House Republicans on Friday accused a top Obama administration health official of telling staff to delete an email related to the healthcare law’s rollout last fall.
In a letter to Centers for Medicare and Medicaid Administrator Marilyn Tavenner, the Republicans point to an Oct. 5 email from Tavenner to staff about how to handle calls from people applying for ObamaCare.
In the first line of the email, Tavenner writes “please delete this email but see if we can work on call script.”
Republicans in their letter ask why Tavenner wanted the email deleted, and whether she has asked for other emails to be deleted.
“This contradicts ... [the claim] that your practice was to instruct subordinates to retain copies of e-mails,” said the lawmakers, including House Energy and Commerce Committee Chairman Fred Upton (R-Mich.) and Oversight Subcommittee Chairman Tim Murphy (R-Pa.).
Asked for comment, the CMS did not answer why Tavenner requested the email to be deleted.

“The administrator forwarded this email to a press staffer for her awareness,” said agency spokesman Aaron Albright. “She also copied her immediate staff, and the email was therefore preserved.”

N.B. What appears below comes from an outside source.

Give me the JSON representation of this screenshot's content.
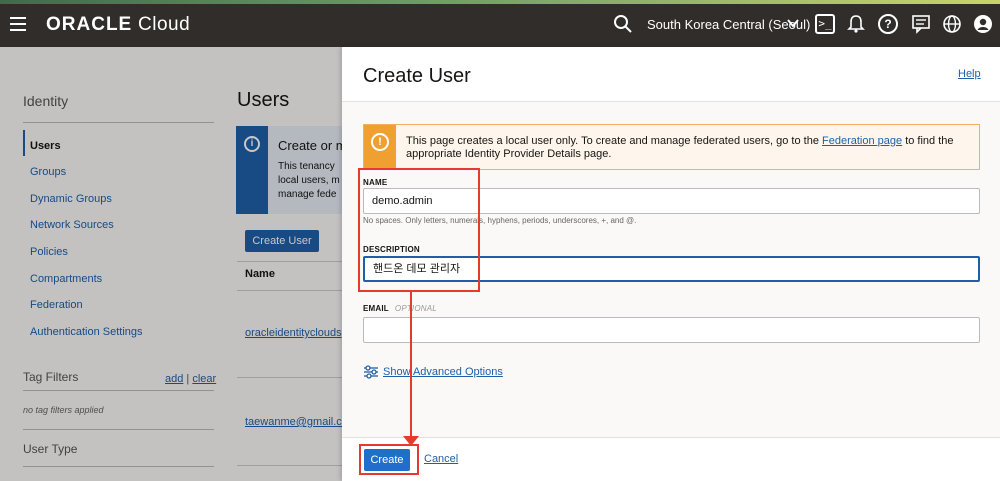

Energy and Commerce has been digging into whether the CMS deleted emails related to ObamaCare’s launch.
The CMS has acknowledged that some emails sought by GOP lawmakers may have been deleted but has said its general policy was to keep emails. It blamed an overwhelming number of emails coming in at the time of ObamaCare’s launch for the deletion of any emails.
But the release of an email that appears to show Tavenner instructing subordinates to delete an email will bolster the GOP’s case that the administration was seeking to hide emails during ObamaCare’s launch.
Considering that the Obamacare website is still not fully functional, it's important for Congress to get to the bottom of the cesspool at CMS and discover the steps that were taken to deal with the botched rollout. My guess is that the incompetence and plain stupidity that marked the rollout from start to finish was systematically being covered up.
At the time, they knew full well that the rollout would be investigated by Congress. Destroying evidence relating to a Congressional investigation is a crime and encouraging its destruction is also a crime.
Tavenner and other CMS officials have a lot of explaining to do.